Farmers alike are lamenting the lack of rain as they watch their summer crops struggle along.
While the 11mm that fell on Breeza on Monday was a welcome relief, the cotton at “Newhaven” is still at risk.
This year, the Tudgeys planted 500 hectares of cotton in early October – “fifty-fifty” dryland and irrigated.
Farmer David Tudgey said yield and quality will be an issue for the dryland cotton this year.
“It’s not going to be that big a crop,” he said.
“Some of [the buds] are cracking immaturely; that’s where you have quality issues.”
It is a disappointing turn after a “beautiful start”.
“We had a reasonably full profile before we planted our cotton crops,” Mr Tudgey said.
“It was warm in September and it rained in October so it established the crop really well.
“It rained a bit in December and it was looking quite promising.
“You survive on your subsoil moisture through January, February.”
RELATED STORY: Wild weather brings welcome rain to area | Photos & Video
The irrigated cotton is faring better, but is dependent on resources.
“Hot, dry weather is great growing weather for irrigated cotton if you can keep water up to it,” Mr Tudgey said.
“It’s going to be a big stretch and drain on our water allocations.
“We’re probably getting around this crop once every 10 days.”

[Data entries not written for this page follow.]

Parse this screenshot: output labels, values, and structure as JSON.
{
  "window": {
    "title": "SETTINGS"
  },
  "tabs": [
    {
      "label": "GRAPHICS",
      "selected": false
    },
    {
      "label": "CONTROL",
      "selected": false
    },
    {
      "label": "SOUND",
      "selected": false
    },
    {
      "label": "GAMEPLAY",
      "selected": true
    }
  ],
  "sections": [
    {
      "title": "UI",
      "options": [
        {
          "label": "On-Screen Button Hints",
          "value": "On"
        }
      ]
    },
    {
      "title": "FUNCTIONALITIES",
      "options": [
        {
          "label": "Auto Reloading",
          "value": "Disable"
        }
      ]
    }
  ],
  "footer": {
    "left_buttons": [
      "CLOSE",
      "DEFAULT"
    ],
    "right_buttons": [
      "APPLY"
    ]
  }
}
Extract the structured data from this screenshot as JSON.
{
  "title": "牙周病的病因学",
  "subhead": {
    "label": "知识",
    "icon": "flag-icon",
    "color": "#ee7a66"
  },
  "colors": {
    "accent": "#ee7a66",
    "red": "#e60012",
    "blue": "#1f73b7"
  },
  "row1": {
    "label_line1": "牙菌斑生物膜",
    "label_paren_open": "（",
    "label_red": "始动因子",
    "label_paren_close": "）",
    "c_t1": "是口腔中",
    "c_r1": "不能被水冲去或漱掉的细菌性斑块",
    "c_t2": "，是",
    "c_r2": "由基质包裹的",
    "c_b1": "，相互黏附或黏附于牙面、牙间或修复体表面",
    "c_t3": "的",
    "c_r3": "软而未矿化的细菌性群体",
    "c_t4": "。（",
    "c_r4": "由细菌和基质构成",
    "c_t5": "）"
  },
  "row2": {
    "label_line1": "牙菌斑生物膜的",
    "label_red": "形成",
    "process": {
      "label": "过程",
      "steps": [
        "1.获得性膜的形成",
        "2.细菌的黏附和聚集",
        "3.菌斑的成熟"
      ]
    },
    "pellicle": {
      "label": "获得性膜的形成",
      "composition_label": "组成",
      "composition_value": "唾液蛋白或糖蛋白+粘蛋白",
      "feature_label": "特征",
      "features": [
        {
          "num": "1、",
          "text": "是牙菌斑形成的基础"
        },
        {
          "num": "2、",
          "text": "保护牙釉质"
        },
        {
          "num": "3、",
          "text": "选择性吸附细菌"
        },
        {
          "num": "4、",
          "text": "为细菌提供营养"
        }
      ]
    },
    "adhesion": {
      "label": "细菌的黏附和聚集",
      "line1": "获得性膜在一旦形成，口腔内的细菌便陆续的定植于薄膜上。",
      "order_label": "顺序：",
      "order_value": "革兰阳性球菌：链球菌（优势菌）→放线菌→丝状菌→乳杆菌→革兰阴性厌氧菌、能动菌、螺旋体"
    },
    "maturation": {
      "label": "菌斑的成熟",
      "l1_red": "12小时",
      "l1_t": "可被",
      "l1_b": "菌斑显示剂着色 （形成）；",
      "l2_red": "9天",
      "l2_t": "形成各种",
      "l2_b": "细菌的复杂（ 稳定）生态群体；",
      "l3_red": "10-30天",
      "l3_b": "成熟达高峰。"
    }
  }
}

The farmer said rain “might just get us to the end without another irrigation” and in comparison to the dryland cotton, there are “plenty” of buds on the irrigated cotton.
The Tudgeys have been producing cotton since 1992 and planted 1300 hectares last year, which also struggled in the heat.
“They ended up reasonable crops [but] it was a hot, dry summer,” Mr Tudgey said.
“I’m getting sick of these dry summers.”